Mit Urteil vom 13.02.2013 (Az: 9 U 131/11) hat das OLG Frankfurt/M. entschieden, dass eine Bank bei der Beratung über eine Anlage in einen offenen Immobilienfonds den Anlageinteressenten grundsätzlich auf die Möglichkeit der Aussetzung der Anteilsrücknahme gem. § 81 InvG hinzuweisen hat.

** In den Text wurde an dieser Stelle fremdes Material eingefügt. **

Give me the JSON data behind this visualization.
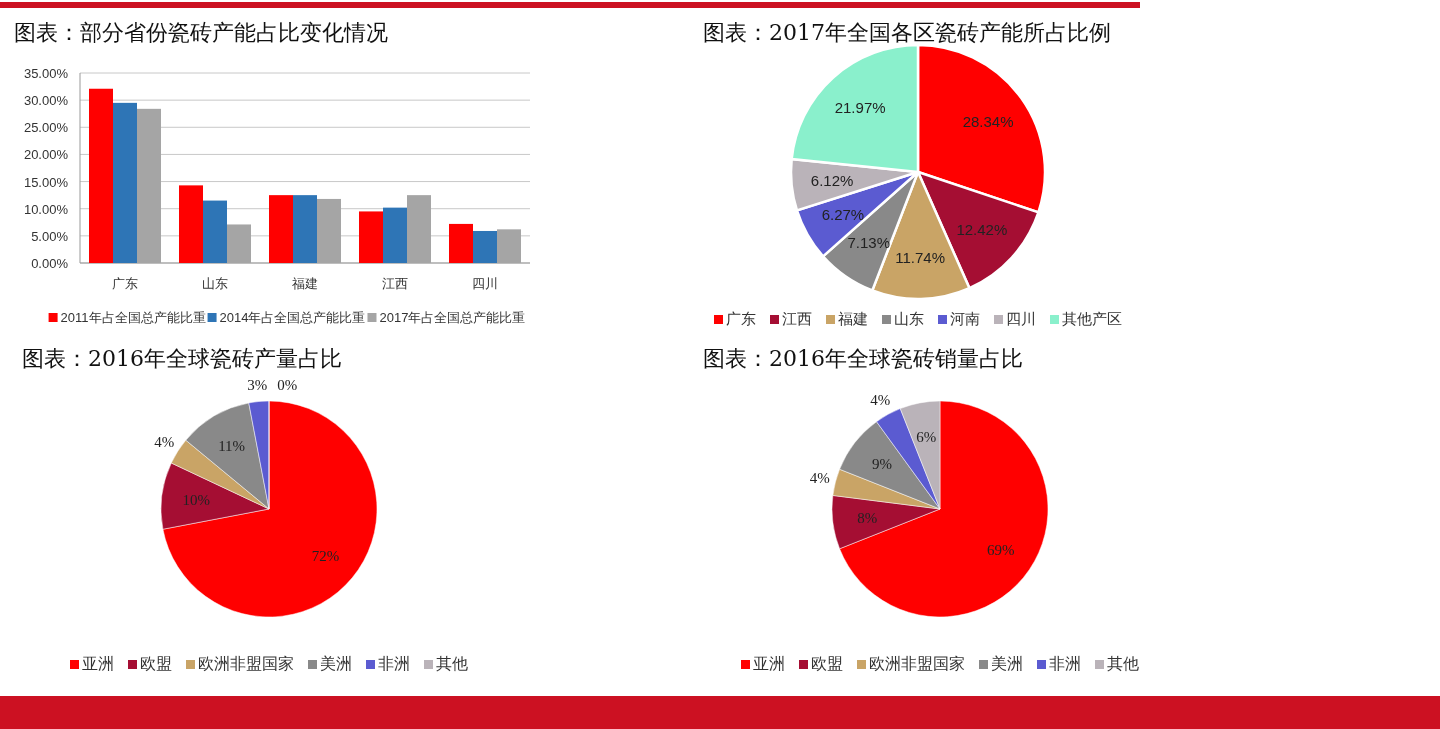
{
  "chart_data": [
    {
      "type": "bar",
      "title": "图表：部分省份瓷砖产能占比变化情况",
      "categories": [
        "广东",
        "山东",
        "福建",
        "江西",
        "四川"
      ],
      "series": [
        {
          "name": "2011年占全国总产能比重",
          "color": "#ff0000",
          "values": [
            32.1,
            14.3,
            12.5,
            9.5,
            7.2
          ]
        },
        {
          "name": "2014年占全国总产能比重",
          "color": "#2e75b6",
          "values": [
            29.5,
            11.5,
            12.5,
            10.2,
            5.9
          ]
        },
        {
          "name": "2017年占全国总产能比重",
          "color": "#a5a5a5",
          "values": [
            28.4,
            7.1,
            11.8,
            12.5,
            6.2
          ]
        }
      ],
      "ylim": [
        0,
        35
      ],
      "yticks": [
        {
          "value": 0,
          "label": "0.00%"
        },
        {
          "value": 5,
          "label": "5.00%"
        },
        {
          "value": 10,
          "label": "10.00%"
        },
        {
          "value": 15,
          "label": "15.00%"
        },
        {
          "value": 20,
          "label": "20.00%"
        },
        {
          "value": 25,
          "label": "25.00%"
        },
        {
          "value": 30,
          "label": "30.00%"
        },
        {
          "value": 35,
          "label": "35.00%"
        }
      ],
      "grid": "y",
      "legend": "bottom"
    },
    {
      "type": "pie",
      "title": "图表：2017年全国各区瓷砖产能所占比例",
      "categories": [
        "广东",
        "江西",
        "福建",
        "山东",
        "河南",
        "四川",
        "其他产区"
      ],
      "values": [
        28.34,
        12.42,
        11.74,
        7.13,
        6.27,
        6.12,
        21.97
      ],
      "value_labels": [
        "28.34%",
        "12.42%",
        "11.74%",
        "7.13%",
        "6.27%",
        "6.12%",
        "21.97%"
      ],
      "colors": [
        "#ff0000",
        "#a50e33",
        "#c9a466",
        "#898989",
        "#5b5bd1",
        "#bab3b9",
        "#8af0cc"
      ],
      "legend": "bottom"
    },
    {
      "type": "pie",
      "title": "图表：2016年全球瓷砖产量占比",
      "categories": [
        "亚洲",
        "欧盟",
        "欧洲非盟国家",
        "美洲",
        "非洲",
        "其他"
      ],
      "values": [
        72,
        10,
        4,
        11,
        3,
        0
      ],
      "value_labels": [
        "72%",
        "10%",
        "4%",
        "11%",
        "3%",
        "0%"
      ],
      "colors": [
        "#ff0000",
        "#a50e33",
        "#c9a466",
        "#898989",
        "#5b5bd1",
        "#bab3b9"
      ],
      "legend": "bottom"
    },
    {
      "type": "pie",
      "title": "图表：2016年全球瓷砖销量占比",
      "categories": [
        "亚洲",
        "欧盟",
        "欧洲非盟国家",
        "美洲",
        "非洲",
        "其他"
      ],
      "values": [
        69,
        8,
        4,
        9,
        4,
        6
      ],
      "value_labels": [
        "69%",
        "8%",
        "4%",
        "9%",
        "4%",
        "6%"
      ],
      "colors": [
        "#ff0000",
        "#a50e33",
        "#c9a466",
        "#898989",
        "#5b5bd1",
        "#bab3b9"
      ],
      "legend": "bottom"
    }
  ]
}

Die vorliegende Entscheidung betrifft eine derzeit in der Rechtsprechung streitige Frage hinsichtlich der Aufklärungspflichten einer Bank vor dem Abschluss einer Kapitalanlage. Im vorliegenden Falle hatte die Bank die Beteiligung an einem offenen Immobilienfond empfohlen. Der Abschluss war im Sommer 2008 erfolgt. Unstreitig hatte die Bank unmittelbar vor Abschluss der Beteiligung nicht darauf hingewiesen, dass gem. § 81 InVG bei einem offenen Immobilienfonds jedenfalls für einen gewissen Zeitraum die Möglichkeit der Aussetzung der Anteilsrücknahme besteht und in diesem Zeitraum nur ein verlustträchtiger Verkauf am Zweitmarkt möglich ist.

Der erkennende Senat sieht in dieser unterlassenen Mitteilung nunmehr ein Beratungsverschulden der Bank. Die freie Handelbarkeit der Anteile und somit die Möglichkeit jederzeit über Liquidität zu verfügen, ist nach Auffassung des Senates ein wesentlicher Umstand bei der Überlegung eine derartige Anlage abzuschließen. Angesichts des Umstandes, dass bereits in den Jahren 2005 und 2006 vereinzelt offene Immobilienfonds ihre Anteilsrücknahme ausgesetzt hatten, handelte es sich somit bei dem Risiko der Aussetzung der Anteilsrücknahme auch nicht nur noch um ein rein theoretisches Risiko. Vielmehr sei die Praxisrelevanz dieser Gefahr jedenfalls vereinzelt schon zu Tage getreten. Somit müsse der Anleger vor seiner Entscheidung auf die Gefahr der Aussetzung einer Anteilsrücknahme hingewiesen werden.

Diese Entscheidung steht im direkten Wiederspruch zum Urteil des OLG Dresden (Az.: 8 U 512/12) vom 15.11.2012, welches jedenfalls im März 2008 „noch" keine Aufklärungspflicht der beratenden Bank hinsichtlich der möglichen Aussetzung der Anteilsrücknahme bei einem offenen Immobilienfonds angenommen hat. Beide Urteile sind nunmehr dem BGH zur Entscheidung vorgelegt worden. Es bleibt daher abzuwarten, wie der BGH in dieser grundsätzlichen Beratungsfrage entscheiden wird. Es sprechen jedoch gute Gründe dafür, dass die freie Handelbarkeit grundsätzlich ein beratungsrelevanter Umstand ist.